Un laboratorio interculturale
IlSecolo XIX14 giugno2009 – Oggi la rubrica è dedicata al laboratorio didattico-creativo “Impariamo ad essere cittadini con l’aiuto dell’arte”, che ha coinvolto 22 ragazzi della scuola media 2 giugno, di varie nazionalità: Albania, Colombia, Italia, Marocco, Filippine, Romania, Repubblica Domenicana. La preside Rosanna Cucurnia e l’arteterapeuta Gianna Taverna mi hanno coinvolto, nei mesi scorsi, nel clima “festoso” di questa esperienza originale, fino alla recente presentazione della mostra e del video conclusivi.
Alla 2 giugno gli stranieri sono il 17%: non conoscono bene la nostra lingua e hanno difficoltà nello studio e nell’inserimento. Agli interventi per sviluppare l’acquisizione dell’italiano la scuola ha affiancato, con il supporto della Fondazione Carispe, il laboratorio. Con un obbiettivo: “favorire una positiva immagine di sé e della propria cultura, e una positiva immagine degli altri, di altri popoli e culture, passando dalla conoscenza dell’altro ad atteggiamenti di rispetto e di scambio… far sì che i ragazzi comprendano che ogni persona è portatrice di diversità e sappiano apprezzarne il valore”. Questi gli strumenti: lavori artistici, educazione alla cittadinanza, musica e danza dei diversi Paesi, e la realizzazione delle scatole-valigie, in cui ognuno ha messo le cose cui tiene di più, per poi condividerle con gli altri: simbolo dell’integrazione interculturale, cioè della possibilità di arricchirsi reciprocamente senza perdere la propria identità. La colonna sonora è la bellissima “Pane e coraggio“ di Ivano Fossati.
Dapprima sono stati coinvolti solo ragazzi stranieri, poi sono stati inseriti anche ragazzi italiani. Tutti concordano: “il gruppo ha funzionato ancora meglio, più ci mescoliamo meglio stiamo”. Perché, come dice Gianna, “l’identità generazionale e l’appartenenza allo stesso istituto sono elementi di coesione più forti di quelli etnici”.
Arrivano alle stesse conclusioni Gianpiero Dalla Zanna, Patrizia Farina e Salvatore Strozza in “Nuovi italiani”, la prima ricerca nazionale sui giovani immigrati: “i ragazzi stranieri sono simili agli italiani appartenenti al loro ceto sociale… non solo per fattori esteriori (i consumi, la formazione delle amicizie, la pratica sportiva…) ma anche per aspetti più intimi (la religione, il fatalismo, l’incertezza…)”.
La ricerca ci dice che la scuola, pur svolgendo un lavoro prezioso di integrazione, anche oggi -come ai tempi di don Milani- perpetua le differenze sociali.

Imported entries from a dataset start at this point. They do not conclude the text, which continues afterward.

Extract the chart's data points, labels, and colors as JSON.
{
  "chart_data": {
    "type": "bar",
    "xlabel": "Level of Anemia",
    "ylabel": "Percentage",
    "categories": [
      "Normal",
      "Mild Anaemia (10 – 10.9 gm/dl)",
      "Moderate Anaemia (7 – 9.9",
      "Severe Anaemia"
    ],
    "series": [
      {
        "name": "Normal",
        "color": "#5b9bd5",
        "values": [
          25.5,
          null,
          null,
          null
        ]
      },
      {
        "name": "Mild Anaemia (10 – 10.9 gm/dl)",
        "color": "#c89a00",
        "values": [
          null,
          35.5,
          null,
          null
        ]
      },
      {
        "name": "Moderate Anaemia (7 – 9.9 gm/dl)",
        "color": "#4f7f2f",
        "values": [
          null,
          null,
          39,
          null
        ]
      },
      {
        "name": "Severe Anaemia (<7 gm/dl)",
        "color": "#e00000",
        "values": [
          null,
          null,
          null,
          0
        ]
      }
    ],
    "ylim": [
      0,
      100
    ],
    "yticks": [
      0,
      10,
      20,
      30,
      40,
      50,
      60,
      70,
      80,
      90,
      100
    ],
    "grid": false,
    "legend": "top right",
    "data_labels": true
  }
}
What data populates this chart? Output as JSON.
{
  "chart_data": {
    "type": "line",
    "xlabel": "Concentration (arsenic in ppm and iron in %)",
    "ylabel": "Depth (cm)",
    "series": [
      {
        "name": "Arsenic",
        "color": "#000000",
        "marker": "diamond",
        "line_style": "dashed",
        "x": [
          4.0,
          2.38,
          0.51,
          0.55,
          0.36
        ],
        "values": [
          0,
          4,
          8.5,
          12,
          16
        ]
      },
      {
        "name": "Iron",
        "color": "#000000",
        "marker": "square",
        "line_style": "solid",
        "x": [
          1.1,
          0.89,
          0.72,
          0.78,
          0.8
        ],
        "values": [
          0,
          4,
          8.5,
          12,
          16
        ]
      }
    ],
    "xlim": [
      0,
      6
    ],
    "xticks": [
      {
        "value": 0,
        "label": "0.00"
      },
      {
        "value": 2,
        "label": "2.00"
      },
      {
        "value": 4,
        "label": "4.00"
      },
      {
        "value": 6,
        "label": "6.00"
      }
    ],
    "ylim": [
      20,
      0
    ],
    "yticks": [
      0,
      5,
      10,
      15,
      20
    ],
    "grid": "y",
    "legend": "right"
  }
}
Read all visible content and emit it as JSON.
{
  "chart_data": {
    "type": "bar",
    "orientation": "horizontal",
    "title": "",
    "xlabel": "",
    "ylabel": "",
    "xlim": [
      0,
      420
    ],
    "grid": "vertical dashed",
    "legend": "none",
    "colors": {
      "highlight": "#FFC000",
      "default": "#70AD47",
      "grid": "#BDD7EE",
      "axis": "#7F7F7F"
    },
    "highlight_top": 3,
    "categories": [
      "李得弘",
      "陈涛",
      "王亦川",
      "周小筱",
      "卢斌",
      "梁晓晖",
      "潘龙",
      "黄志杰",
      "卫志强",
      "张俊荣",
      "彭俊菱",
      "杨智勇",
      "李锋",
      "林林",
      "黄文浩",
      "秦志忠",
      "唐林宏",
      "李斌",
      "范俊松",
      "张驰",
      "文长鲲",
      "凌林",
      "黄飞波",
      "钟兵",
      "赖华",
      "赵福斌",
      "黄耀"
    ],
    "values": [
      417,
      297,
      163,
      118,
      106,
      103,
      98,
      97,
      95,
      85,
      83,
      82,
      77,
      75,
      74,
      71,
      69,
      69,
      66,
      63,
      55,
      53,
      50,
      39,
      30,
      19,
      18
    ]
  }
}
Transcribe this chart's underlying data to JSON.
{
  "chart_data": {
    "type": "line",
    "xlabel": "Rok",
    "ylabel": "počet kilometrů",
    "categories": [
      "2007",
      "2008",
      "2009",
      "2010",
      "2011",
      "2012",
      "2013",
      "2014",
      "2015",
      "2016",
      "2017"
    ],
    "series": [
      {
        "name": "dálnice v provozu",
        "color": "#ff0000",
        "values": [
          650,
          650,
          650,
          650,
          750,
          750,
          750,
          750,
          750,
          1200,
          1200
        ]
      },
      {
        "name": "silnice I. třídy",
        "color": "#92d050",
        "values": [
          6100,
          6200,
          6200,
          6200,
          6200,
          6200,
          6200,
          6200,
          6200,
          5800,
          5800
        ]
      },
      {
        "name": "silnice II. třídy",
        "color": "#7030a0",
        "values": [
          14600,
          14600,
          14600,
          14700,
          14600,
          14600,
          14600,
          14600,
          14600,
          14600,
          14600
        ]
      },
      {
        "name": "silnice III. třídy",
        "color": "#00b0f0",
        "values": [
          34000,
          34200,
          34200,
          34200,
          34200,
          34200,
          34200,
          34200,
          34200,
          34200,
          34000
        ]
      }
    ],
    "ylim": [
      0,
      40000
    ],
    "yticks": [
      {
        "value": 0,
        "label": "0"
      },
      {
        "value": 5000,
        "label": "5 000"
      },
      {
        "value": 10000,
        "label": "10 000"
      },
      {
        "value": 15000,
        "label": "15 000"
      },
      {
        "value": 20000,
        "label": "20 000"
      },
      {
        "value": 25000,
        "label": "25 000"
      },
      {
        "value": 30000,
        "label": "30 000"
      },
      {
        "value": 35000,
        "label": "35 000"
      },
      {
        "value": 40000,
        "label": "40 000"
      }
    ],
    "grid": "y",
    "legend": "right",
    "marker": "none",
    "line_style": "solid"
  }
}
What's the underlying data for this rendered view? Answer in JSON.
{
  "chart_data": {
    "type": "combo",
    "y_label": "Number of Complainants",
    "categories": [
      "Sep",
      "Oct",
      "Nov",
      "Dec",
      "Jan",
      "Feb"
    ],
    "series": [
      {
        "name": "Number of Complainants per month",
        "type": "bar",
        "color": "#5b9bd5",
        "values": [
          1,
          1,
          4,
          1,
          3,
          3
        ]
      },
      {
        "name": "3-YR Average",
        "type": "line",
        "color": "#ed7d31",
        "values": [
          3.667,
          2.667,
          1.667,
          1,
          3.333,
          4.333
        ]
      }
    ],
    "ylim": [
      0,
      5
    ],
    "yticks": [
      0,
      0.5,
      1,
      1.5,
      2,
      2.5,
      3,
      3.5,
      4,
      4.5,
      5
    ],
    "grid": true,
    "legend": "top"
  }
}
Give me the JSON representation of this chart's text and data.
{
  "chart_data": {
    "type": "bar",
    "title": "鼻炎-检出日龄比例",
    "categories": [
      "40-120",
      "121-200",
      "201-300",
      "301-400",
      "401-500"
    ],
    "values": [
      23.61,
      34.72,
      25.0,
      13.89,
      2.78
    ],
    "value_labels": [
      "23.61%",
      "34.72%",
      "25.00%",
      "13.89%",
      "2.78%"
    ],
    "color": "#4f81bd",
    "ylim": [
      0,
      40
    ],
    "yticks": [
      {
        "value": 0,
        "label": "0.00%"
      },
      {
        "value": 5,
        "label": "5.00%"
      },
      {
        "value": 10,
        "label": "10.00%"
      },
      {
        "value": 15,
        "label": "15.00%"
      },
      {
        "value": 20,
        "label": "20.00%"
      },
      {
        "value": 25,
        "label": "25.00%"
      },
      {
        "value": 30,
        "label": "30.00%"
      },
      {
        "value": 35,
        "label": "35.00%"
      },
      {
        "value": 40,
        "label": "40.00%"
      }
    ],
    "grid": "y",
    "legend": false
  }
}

Le nuove disuguaglianze si sovrappongono a quelle vecchie. I giovani stranieri hanno risultati molto peggiori rispetto agli italiani. Il rischio è che si riproponga da noi quanto già accaduto altrove: se non raggiungeranno posizioni sociali migliori di quelle dei genitori, questi giovani svilupperanno rancore e ostilità verso la società ospite. E l’intercultura rimarrà una parola vuota. La scuola e l’intera società dovrebbero prendere sul serio la Costituzione, dove afferma che vanno favoriti “gli studenti capaci e meritevoli” e “non i figli delle persone più istruite e nate in Italia”. “La scuola -sostengono gli autori- dovrebbe riservare un surplus di risorse ai bambini più sfavoriti per supplire a quanto le loro famiglie non sono in grado di garantire…il dinamismo delle singole scuole e delle amministrazioni locali va favorito, ma nell’ambito di strategie nazionali e regionali”, che purtroppo mancano. Teniamoci strette e cerchiamo di estendere, intanto, esperienze intelligenti come quella del 2 giugno.